Valuation Flashcards
(112 cards)
What is an Internal Valuer?
-Employed by company to assist in valuation of assets.
-Valuation for internal use only.
-No third party reliance
What are the first 3 steps to take before commencing a valuation instruction?
- Competence: Are you competent?
- Conflicts: Are there any conflicts?
- Terms of Engagement.
What is an External Valuer?
Has no material inks with asset being valued or the client.
What are some examples of statutory due diligence for valuations?
- Asbestos Register
- Business Rates/Council Tax
- Contamination
- Equality Act 2010
- Environmental Matters
- EPC rating
- Flooding check
- Fire safety compliance
- Health and safety compliance
- Highway check
- Legal title and tenure
- Public rights of way
- Planning history and compliance
Go through the timeline of valuation instruction
-Receive instruction from client
-Check competence and conflicts
-Issue terms of engagement
-Receive signed terms of engagement
-Gather information - leases, planning info, OS plans, etc
- Undertake statutory due diligence
-Inspect and measure
-Research market and assesmble comparables
-Undertake valuation
-Draft report
-Have valuation report checked
-Finalise and sign report
- Report to client
-Issue invoice
- Ensure valuation file in good order for archiving
What are the 5 methods of valuation?
Comparable
Investment
Profits
Residual
Contractors/DRC
What are the 3 valuation approaches and were are these set out?

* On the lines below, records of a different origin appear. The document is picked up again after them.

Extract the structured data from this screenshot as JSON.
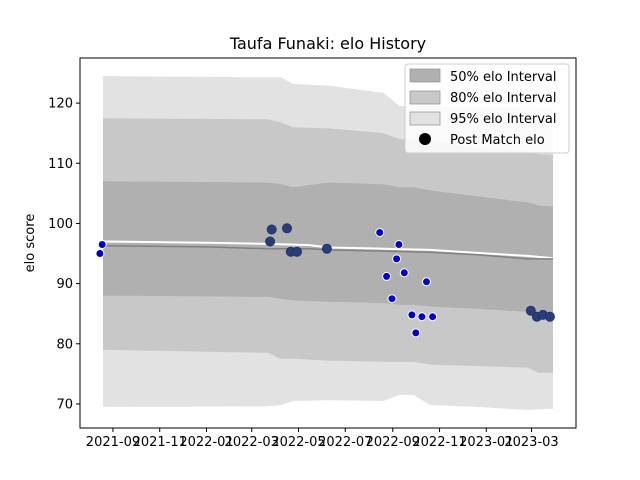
{
  "chart_data": {
    "type": "line",
    "title": "Taufa Funaki: elo History",
    "xlabel": "",
    "ylabel": "elo score",
    "xlim": [
      "2021-07-20",
      "2023-04-28"
    ],
    "ylim": [
      66,
      127.5
    ],
    "grid": false,
    "legend_position": "top-right",
    "x_ticks": [
      "2021-09",
      "2021-11",
      "2022-01",
      "2022-03",
      "2022-05",
      "2022-07",
      "2022-09",
      "2022-11",
      "2023-01",
      "2023-03"
    ],
    "x_tick_dates": [
      "2021-09-01",
      "2021-11-01",
      "2022-01-01",
      "2022-03-01",
      "2022-05-01",
      "2022-07-01",
      "2022-09-01",
      "2022-11-01",
      "2023-01-01",
      "2023-03-01"
    ],
    "y_ticks": [
      70,
      80,
      90,
      100,
      110,
      120
    ],
    "legend": [
      {
        "label": "50% elo Interval",
        "color": "#b0b0b0",
        "kind": "patch"
      },
      {
        "label": "80% elo Interval",
        "color": "#c8c8c8",
        "kind": "patch"
      },
      {
        "label": "95% elo Interval",
        "color": "#e2e2e2",
        "kind": "patch"
      },
      {
        "label": "Post Match elo",
        "color": "#000000",
        "kind": "dot"
      }
    ],
    "colors": {
      "band95": "#e2e2e2",
      "band80": "#c8c8c8",
      "band50": "#b0b0b0",
      "prior_line": "#ffffff",
      "mean_line": "#808080",
      "point_fill": "#0000cc",
      "point_fill_dark": "#2a3d7a",
      "point_edge": "#ffffff"
    },
    "band_x": [
      "2021-08-19",
      "2022-03-22",
      "2022-04-08",
      "2022-04-24",
      "2022-06-10",
      "2022-08-20",
      "2022-09-10",
      "2022-09-28",
      "2022-10-20",
      "2022-12-20",
      "2023-02-24",
      "2023-03-10",
      "2023-03-29"
    ],
    "band95": {
      "upper": [
        124.5,
        124.3,
        124.3,
        123.2,
        122.9,
        121.7,
        119.5,
        119.5,
        119.5,
        119.5,
        119.3,
        119.2,
        119.2
      ],
      "lower": [
        69.5,
        69.6,
        69.8,
        70.5,
        70.6,
        70.5,
        71.5,
        71.5,
        69.8,
        69.5,
        69.0,
        69.1,
        69.2
      ]
    },
    "band80": {
      "upper": [
        117.5,
        117.3,
        116.8,
        116.0,
        115.8,
        115.0,
        114.0,
        114.0,
        113.8,
        112.5,
        112.0,
        111.5,
        111.4
      ],
      "lower": [
        79.0,
        78.5,
        77.5,
        77.5,
        77.2,
        77.0,
        77.0,
        77.0,
        76.5,
        76.3,
        76.0,
        75.2,
        75.2
      ]
    },
    "band50": {
      "upper": [
        107.0,
        106.8,
        106.5,
        106.0,
        106.8,
        106.5,
        106.0,
        106.0,
        105.5,
        104.5,
        103.5,
        103.0,
        102.8
      ],
      "lower": [
        88.0,
        87.8,
        87.5,
        87.2,
        87.0,
        86.8,
        86.5,
        86.5,
        86.2,
        85.8,
        85.3,
        84.8,
        84.8
      ]
    },
    "series": [
      {
        "kind": "line",
        "color_key": "prior_line",
        "x": [
          "2021-08-19",
          "2022-01-01",
          "2022-03-22",
          "2022-05-15",
          "2022-06-10",
          "2022-08-20",
          "2022-10-20",
          "2022-12-20",
          "2023-02-24",
          "2023-03-29"
        ],
        "y": [
          97.0,
          96.8,
          96.6,
          96.4,
          96.0,
          95.8,
          95.6,
          95.1,
          94.6,
          94.2
        ]
      },
      {
        "kind": "line",
        "color_key": "mean_line",
        "x": [
          "2021-08-19",
          "2022-01-01",
          "2022-03-22",
          "2022-05-15",
          "2022-06-10",
          "2022-08-20",
          "2022-10-20",
          "2022-12-20",
          "2023-02-24",
          "2023-03-29"
        ],
        "y": [
          96.3,
          96.1,
          95.8,
          95.8,
          95.6,
          95.4,
          95.2,
          94.8,
          94.1,
          94.1
        ]
      },
      {
        "kind": "scatter",
        "name": "Post Match elo",
        "points": [
          {
            "x": "2021-08-15",
            "y": 95.0,
            "dark": false
          },
          {
            "x": "2021-08-18",
            "y": 96.5,
            "dark": false
          },
          {
            "x": "2022-03-25",
            "y": 97.0,
            "dark": true
          },
          {
            "x": "2022-03-27",
            "y": 99.0,
            "dark": true
          },
          {
            "x": "2022-04-16",
            "y": 99.2,
            "dark": true
          },
          {
            "x": "2022-04-21",
            "y": 95.3,
            "dark": true
          },
          {
            "x": "2022-04-29",
            "y": 95.3,
            "dark": true
          },
          {
            "x": "2022-06-07",
            "y": 95.8,
            "dark": true
          },
          {
            "x": "2022-08-15",
            "y": 98.5,
            "dark": false
          },
          {
            "x": "2022-08-24",
            "y": 91.2,
            "dark": false
          },
          {
            "x": "2022-08-31",
            "y": 87.5,
            "dark": false
          },
          {
            "x": "2022-09-06",
            "y": 94.1,
            "dark": false
          },
          {
            "x": "2022-09-09",
            "y": 96.5,
            "dark": false
          },
          {
            "x": "2022-09-16",
            "y": 91.8,
            "dark": false
          },
          {
            "x": "2022-09-26",
            "y": 84.8,
            "dark": false
          },
          {
            "x": "2022-10-01",
            "y": 81.8,
            "dark": false
          },
          {
            "x": "2022-10-09",
            "y": 84.5,
            "dark": false
          },
          {
            "x": "2022-10-15",
            "y": 90.3,
            "dark": false
          },
          {
            "x": "2022-10-23",
            "y": 84.5,
            "dark": false
          },
          {
            "x": "2023-02-28",
            "y": 85.5,
            "dark": true
          },
          {
            "x": "2023-03-08",
            "y": 84.5,
            "dark": true
          },
          {
            "x": "2023-03-16",
            "y": 84.8,
            "dark": true
          },
          {
            "x": "2023-03-25",
            "y": 84.5,
            "dark": true
          }
        ]
      }
    ]
  }
}
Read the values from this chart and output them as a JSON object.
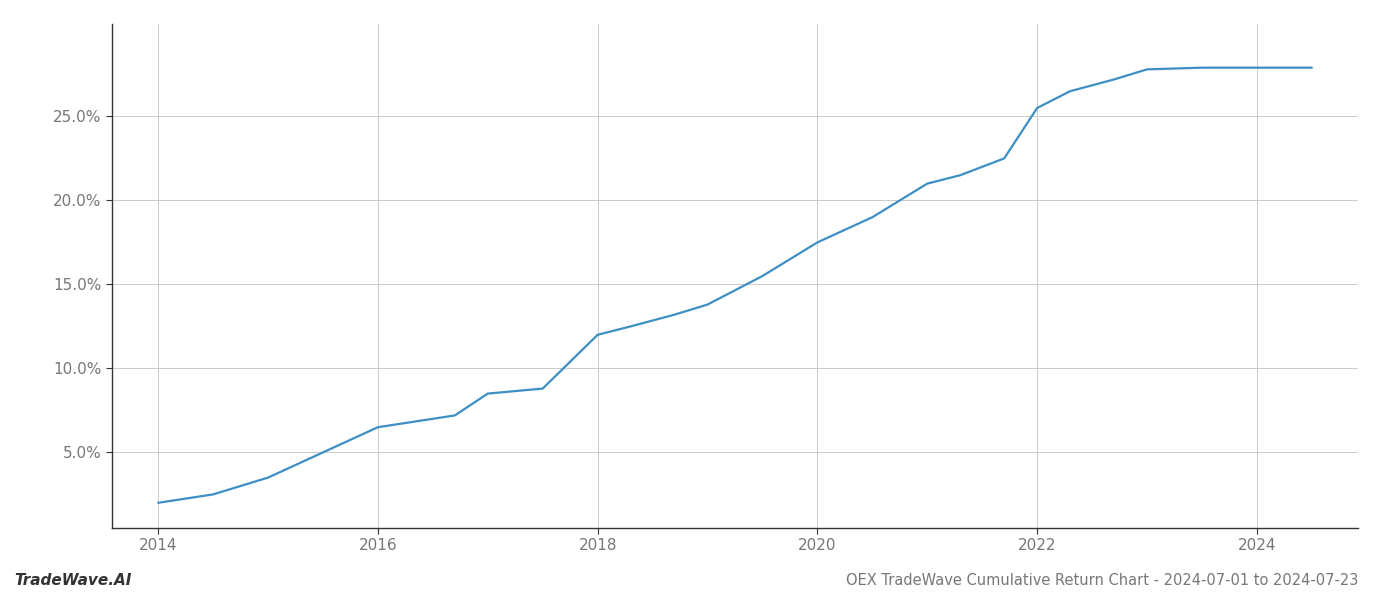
{
  "x_values": [
    2014.0,
    2014.5,
    2015.0,
    2015.5,
    2016.0,
    2016.3,
    2016.7,
    2017.0,
    2017.5,
    2018.0,
    2018.3,
    2018.7,
    2019.0,
    2019.5,
    2020.0,
    2020.5,
    2021.0,
    2021.3,
    2021.7,
    2022.0,
    2022.3,
    2022.7,
    2023.0,
    2023.5,
    2024.0,
    2024.5
  ],
  "y_values": [
    2.0,
    2.5,
    3.5,
    5.0,
    6.5,
    6.8,
    7.2,
    8.5,
    8.8,
    12.0,
    12.5,
    13.2,
    13.8,
    15.5,
    17.5,
    19.0,
    21.0,
    21.5,
    22.5,
    25.5,
    26.5,
    27.2,
    27.8,
    27.9,
    27.9,
    27.9
  ],
  "line_color": "#3d8fc4",
  "line_width": 1.6,
  "title": "OEX TradeWave Cumulative Return Chart - 2024-07-01 to 2024-07-23",
  "watermark": "TradeWave.AI",
  "xlim": [
    2013.58,
    2024.92
  ],
  "ylim": [
    0.5,
    30.5
  ],
  "xticks": [
    2014,
    2016,
    2018,
    2020,
    2022,
    2024
  ],
  "yticks": [
    5.0,
    10.0,
    15.0,
    20.0,
    25.0
  ],
  "background_color": "#ffffff",
  "grid_color": "#cccccc",
  "grid_linewidth": 0.7,
  "title_fontsize": 10.5,
  "tick_fontsize": 11,
  "watermark_fontsize": 11,
  "spine_color": "#333333"
}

- Income approach (converting current and future cashflows in capital)
- Cost approach (reference to cost of asset whether by purchase or construction)
- Market approach (using comparable evidence where available)
Found in IVS 105
Where is the hierarchy of evidence found?
RICS Guidance Note - Comparable Evidence in Real Estate Valuation (1st Edn, Effective Oct 2019)
What are the 3 categories found in the hierarchy of evidence?
Cat A - Direct comparable
E.g completed transactions, completed transactions where info not fully available and asking prices.
Cat B - General market date
E.g. Info from published sources or commercial databases, indices and historic evidence.
Cat C - Other Sources
E.g. Transactional evidence for other property types and locations.
When would you use the investment method of valuation?
Where there is an income stream
What is a yield?
A measure of investment return expressed as percentage of capital invested.
What is an All Risks Yield?
The remunerative rate of interest used in valuation of fully let property let at Market Rent reflecting all the prospects and risks attached to the particular investment.
What risk is factored into determining what yield to use?
Location
Prospect for rental/capital growth
Lease terms
Use of property
Obsolescence
Voids
Security and regularity of income
Liquidity
What is a Net Initial Yield?
The current rent expressed as a percentage of capital value adjusted for purchasers costs.
What is a reversionary yield?
The Market Rent expressed as percentage of capital value.
Run through a term and reversion method valuation.
Term capitalised at initial yield until next review/ lease expiry
Reversion to Market Rent, valued in perpetuity at a reversionary yield
Run through a layer/hardcore method
Income is divided horizontally with bottom slice being the Market Rent and top slice being the rent passing less the Market Rent until the next lease event.
When to use a layer/hardcore method vs when to use term and reversion?
Use term and reversion for reversionary property and layer/hardcore for over-rented properties.
What are some typical instances where valuations may be required?
Secured Lending
Sale/ Purchase
Financial Statements
Statutory purposes
Internal purposes
What is the purpose of the Red Book?
Establishes a framework for uniformity and best practice.
Imposes mandatory obligations for competence, objectivity and transparency
What is investment value?
The value of an asset to the owner or prospective owner for individual investment or operational objectives. Also known as worth.
What is Market Rent?
The estimated amount for which an interest in real property should be leased on the valuation date between a willing lessor and lessee on appropriate lease terms in an arm’s length transaction, after proper marketing and where the parties had each acted knowledgeably, prudently and without compulsion.
What is Market Value?
The estimated amount for which an asset or liability should exchange on the valuation date between a willing buyer and a willing seller in an arm’s length transaction and where the parties had each acted knowledgeably, prudently and without compulsion.
What is Fair Value?
The price that would be received to sell an asset, or paid to transfer a liability. In an orderly transaction between market participants at the measurement date. Definition is from the IFRS.